In the 1730s, a court minister named Ghanaśyāma wrote a set of literary commentaries alongside his two wives, Sundarī and Kamalā. This scholastic household operated under the patronage of the Maratha rulers of Tanjavur in South India. The Marathas were one among several newly established royal families in the Karnatak and Coromandel Coast region. In this talk, Kashi Gomez examines the methodological possibilities for reading early modern Sanskrit commentaries as productive historical archives. She argues that Ghanaśyāma, Sundarī, and Kamalā record Brahminical social anxieties about gender, sexuality, and local politics in the trappings of grammatical minutiae. In an unusual interpretive move this commentarial family turns a non-event into an event. They concoct a charged reference to an incident of adopted heirship in a literary text that obliquely recalls the anxieties that preceded their Maratha patron’s rise to power.
About Kashi Gomez
Kashi Gomez is Lecturer in Sanskrit in the Department of South Asia Studies at the University of Pennsylvania. Her research examines avenues of access to Sanskrit for elite women in early modernity and reevaluates the cosmopolitan aesthetic of Sanskrit. Sanskrit was and continues to be a defining language of Brahmin religious and social identities. It was and is a language written almost exclusively by men and is enshrined by literary theory as inherently representing the male voice. Her current work highlights the centrality of gender in defining the aesthetics of Sanskrit.

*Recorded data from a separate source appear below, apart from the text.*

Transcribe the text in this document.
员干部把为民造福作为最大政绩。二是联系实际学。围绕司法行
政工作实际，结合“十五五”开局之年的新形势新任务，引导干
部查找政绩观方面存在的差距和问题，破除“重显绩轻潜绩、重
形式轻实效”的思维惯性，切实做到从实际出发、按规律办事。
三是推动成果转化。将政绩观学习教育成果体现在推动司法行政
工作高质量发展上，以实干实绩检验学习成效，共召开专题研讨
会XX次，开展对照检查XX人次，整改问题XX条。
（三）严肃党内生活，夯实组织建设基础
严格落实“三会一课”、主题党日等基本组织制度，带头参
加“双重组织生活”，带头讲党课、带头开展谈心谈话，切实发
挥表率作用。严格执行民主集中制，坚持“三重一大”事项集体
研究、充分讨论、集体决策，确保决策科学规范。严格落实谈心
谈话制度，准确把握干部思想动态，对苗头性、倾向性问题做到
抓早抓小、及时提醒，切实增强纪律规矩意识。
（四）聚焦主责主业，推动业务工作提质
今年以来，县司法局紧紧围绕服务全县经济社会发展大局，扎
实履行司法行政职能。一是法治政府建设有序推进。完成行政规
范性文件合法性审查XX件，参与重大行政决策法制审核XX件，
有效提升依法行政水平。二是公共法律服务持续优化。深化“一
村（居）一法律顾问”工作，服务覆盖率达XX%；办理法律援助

Her current book project examines the intellectual and social invest-ments of two co-wives and their husband who were writing Sanskrit commentaries in eighteenth-century Maratha-ruled Tanjavur. The book explores new articulations of regional identity and investments in strīdharma (the ritual and social obligations of women) that were emerging in Brahmin Sanskrit-intellectual circles at this regional court.